Statistical Analysis

We presented the baseline characteristics by age group and by statin use at cohort entry. To assess the association between statin use and mortality and ASCVD, we fitted Cox regression models. We first considered potential covariates for inclusion in the regression models based on a literature review. We then applied a backward deletion change-in-estimate method for final model selection (simultaneously addressing multicollinearity and bias based on the calculated reduction of mean squared error of effect estimates).[41] First, we fitted a crude model, adjusting for age (using current age as a time scale) and sex. Subsequently, we fitted a minimally adjusted model, additionally adjusted for calendar period (2007–2011 vs 2012–2016), ethnicity, eligibility for social security waiver, and marital status. Finally, we fitted a fully adjusted model: also adjusted for time-updated smoking status, obesity, hypertension, hyperlipidemia, diabetes, cerebrovascular accidents, ischemic heart disease, carotid artery disease, peripheral vascular disease, congestive heart failure, cardiomyopathy, valvulopathy, chronic renal failure, and malignancy. To assess for interactions, we conducted stratified analyses by age and sex.

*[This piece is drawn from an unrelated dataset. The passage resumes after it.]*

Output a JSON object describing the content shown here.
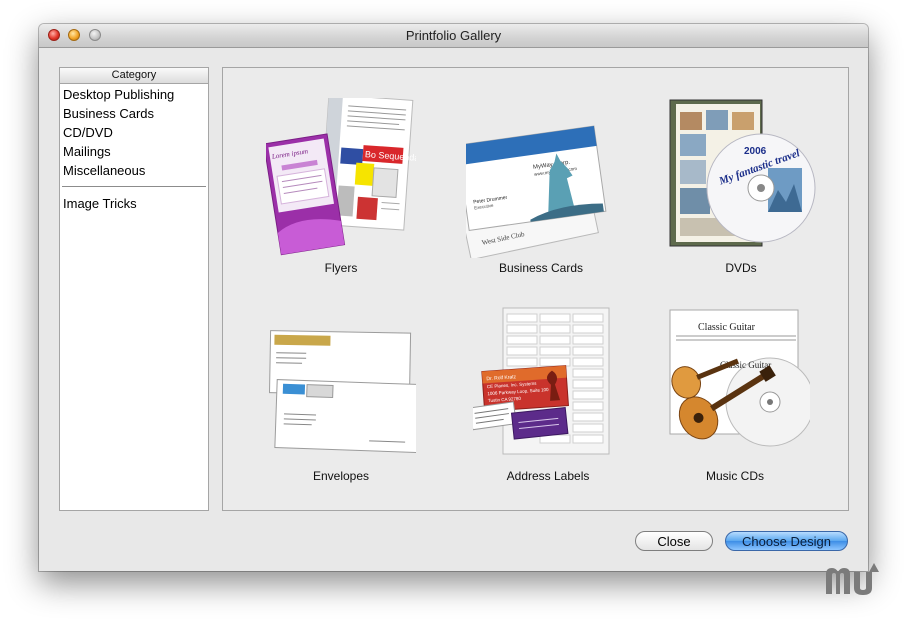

We conducted several sensitivity analyses to evaluate the robustness of some of our assumptions: (1) To explore potential bias by defining adherence as PDC of 80% or higher, we repeated the analysis, categorizing the PDC into narrower use bands (<20%, 20%-49%, 50%-79%, 80%-99%, 100%-119%, 120%-149%, and ≥150%); (2) we excluded from the analysis patients with diabetes (ie, diabetes as a "cardiovascular disease equivalent"); (3) we excluded from the analysis patients with renal failure, as defined in the CHD chronic disease register; (4) we defined adherence by the absolute number of pills dispensed (regardless of strength or dose) divided by follow-up days number of pills instead of DDDs; and (5) we repeated the analysis including only those who were statin users at baseline.

All P values reported are based on likelihood-ratio tests. The 95% confidence intervals were reported where appropriate. Statistical analysis was performed using Stata v.15.0 IC (StataCorp LP, College Station, TX). Ethical approval was obtained from the CHS institutional ethics review board (0058-16COM).